Whereas considerations of equity and justice seem to me the most powerful motivations for including under-represented groups in trials, appeals for broader inclusiveness are usually couched in terms of representativeness and generalizability. But these latter considerations would seem (in light of Frank’s post) to be of secondary importance.

Frank’s post does explicitly exclude benefit-risk considerations, however, and indeed this new Draft Guidance emphasizes precisely this type of question. Also, it is my impression that Frank’s argument applies mainly to the inferential function of trials, and less (or not at all?) to their ‘hypothesis-generating’ aspects. But still I wonder if some recommendations in this Draft Guidance might be improved by a confrontation with Frank’s argument.

1 Like

Thanks for the note David and for the FDA reference.

I’d like to see more development in this area. When one includes trade-offs from side-effects, several issues arise:

  • The study design and sampling needed to estimate side effect incidence may differ from the design and sampling for optimally and feasibly estimating relative efficacy.
  • Interactions may be different across the two classes of outcomes, and we may find more interactions for side effects than for efficacy outcomes in many cases.
  • When there are no interactions with side effects (e.g., the treatment B:A odds ratio for a side effect does not vary with age) one can use fairly simple models to estimate net clinical benefit
  • Some side effects should be included as bad efficacy outcomes; then the problem is translated into something such as non-proportional odds for the treatment effect, i.e., treatment B may affect an adverse event incidence more than it affects the main efficacy outcome in an ordinal model. (Note that lumping all events into a binary union of events merely hides the problem.)
1 Like

I agree with this conjecture. Human variation with respect to values, circumstances, culture, etc. probably far exceeds variation in physiology. While we might all agree in evaluating ‘scalar’ differences on a single dimension of treatment benefit (longer life, less pain, etc.), as soon as you get ‘vector’ (multivariate) outcomes that engage benefit-risk tradeoffs, cosequential interactions with our highly variable values seem inevitable.

1 Like

incidentally, euro medicines agency says risk benefit (net benefit) composites are not usually accepted as primary outcomes. Makes sense: I don’t like the “trading-off” hidden within the mechanism of the calculation. Outside industry such composites are used as primary however

1 Like

I think that if the trade-offs don’t make unwarranted assumptions, they should be allowed. For example, assuming a ranking of outcomes but not making an assumption about their spacings (i.e., assuming an ordinal but not an interval scale for Y) should be OK.

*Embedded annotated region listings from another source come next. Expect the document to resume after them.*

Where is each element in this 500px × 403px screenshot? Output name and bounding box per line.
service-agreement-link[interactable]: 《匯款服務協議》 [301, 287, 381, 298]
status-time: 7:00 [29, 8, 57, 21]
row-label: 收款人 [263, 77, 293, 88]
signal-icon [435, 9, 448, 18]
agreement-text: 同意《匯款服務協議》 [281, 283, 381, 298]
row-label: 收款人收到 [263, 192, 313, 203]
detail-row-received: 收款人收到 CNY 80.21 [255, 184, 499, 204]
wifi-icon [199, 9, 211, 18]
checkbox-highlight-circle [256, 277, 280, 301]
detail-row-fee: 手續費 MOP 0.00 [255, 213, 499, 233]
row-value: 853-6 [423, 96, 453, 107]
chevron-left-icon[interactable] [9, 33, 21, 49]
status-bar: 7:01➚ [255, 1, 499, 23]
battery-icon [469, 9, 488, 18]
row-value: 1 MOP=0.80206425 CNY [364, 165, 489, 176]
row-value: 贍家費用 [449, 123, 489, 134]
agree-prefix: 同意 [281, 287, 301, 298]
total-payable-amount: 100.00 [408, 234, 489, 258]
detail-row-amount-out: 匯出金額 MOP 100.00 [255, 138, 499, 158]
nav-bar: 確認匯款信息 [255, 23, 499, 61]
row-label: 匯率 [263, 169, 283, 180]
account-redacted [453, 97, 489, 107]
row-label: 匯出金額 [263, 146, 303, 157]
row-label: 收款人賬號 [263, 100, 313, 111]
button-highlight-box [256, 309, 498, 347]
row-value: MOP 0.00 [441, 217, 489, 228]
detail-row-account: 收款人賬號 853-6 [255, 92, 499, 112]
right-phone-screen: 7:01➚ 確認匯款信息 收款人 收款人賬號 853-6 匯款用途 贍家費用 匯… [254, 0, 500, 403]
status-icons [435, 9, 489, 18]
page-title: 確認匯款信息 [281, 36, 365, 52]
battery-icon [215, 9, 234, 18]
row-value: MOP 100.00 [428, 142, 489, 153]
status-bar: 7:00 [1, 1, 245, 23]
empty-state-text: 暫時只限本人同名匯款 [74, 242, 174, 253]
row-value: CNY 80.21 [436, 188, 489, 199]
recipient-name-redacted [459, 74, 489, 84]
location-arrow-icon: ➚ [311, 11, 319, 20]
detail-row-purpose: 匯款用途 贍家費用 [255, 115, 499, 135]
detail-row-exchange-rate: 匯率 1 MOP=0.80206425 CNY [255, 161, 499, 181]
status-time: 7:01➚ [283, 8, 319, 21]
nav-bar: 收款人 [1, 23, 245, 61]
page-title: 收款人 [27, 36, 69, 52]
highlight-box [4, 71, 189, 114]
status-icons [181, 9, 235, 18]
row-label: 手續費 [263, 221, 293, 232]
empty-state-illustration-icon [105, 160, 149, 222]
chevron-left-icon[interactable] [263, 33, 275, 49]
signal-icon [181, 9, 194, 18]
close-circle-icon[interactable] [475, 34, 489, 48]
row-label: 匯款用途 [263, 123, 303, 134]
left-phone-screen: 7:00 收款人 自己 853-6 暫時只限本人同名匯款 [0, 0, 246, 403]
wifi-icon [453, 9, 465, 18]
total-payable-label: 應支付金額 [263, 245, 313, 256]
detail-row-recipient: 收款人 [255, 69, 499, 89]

As a pediatrician I am interested in extrapolation to the other end of the age spectrum. According to this 2019 review, age-treatment subgroup analyses are and can very rarely be performed, which supports Franks argument that this is an area which requires more focus. The FDA has also updated its recommendations for drug development in pediatrics in 2018 where they for example specifically recommend modelling and simulations strategies to optimize clinical trails - see here.
As @davidcnorrismd points out, the available data to support the lack of HTE in general is weak at best (especially in pediatrics where most scenarios would involve the no overlap cases from Frank´s simulations) and thus considering this as the default assumption might have a number of unintended consequences. Currently, some 80% of pediatric drug use is off-label which makes us pediatricians very careful about our choices of drugs, formulations and dosages. If the standard would be some sort of extrapolation from adult data at the regulatory stage (which is currently done instead at the end-user level) and many of these drugs would become on-label, it might create a false sense of safety and certainty and consequently lead to more errors.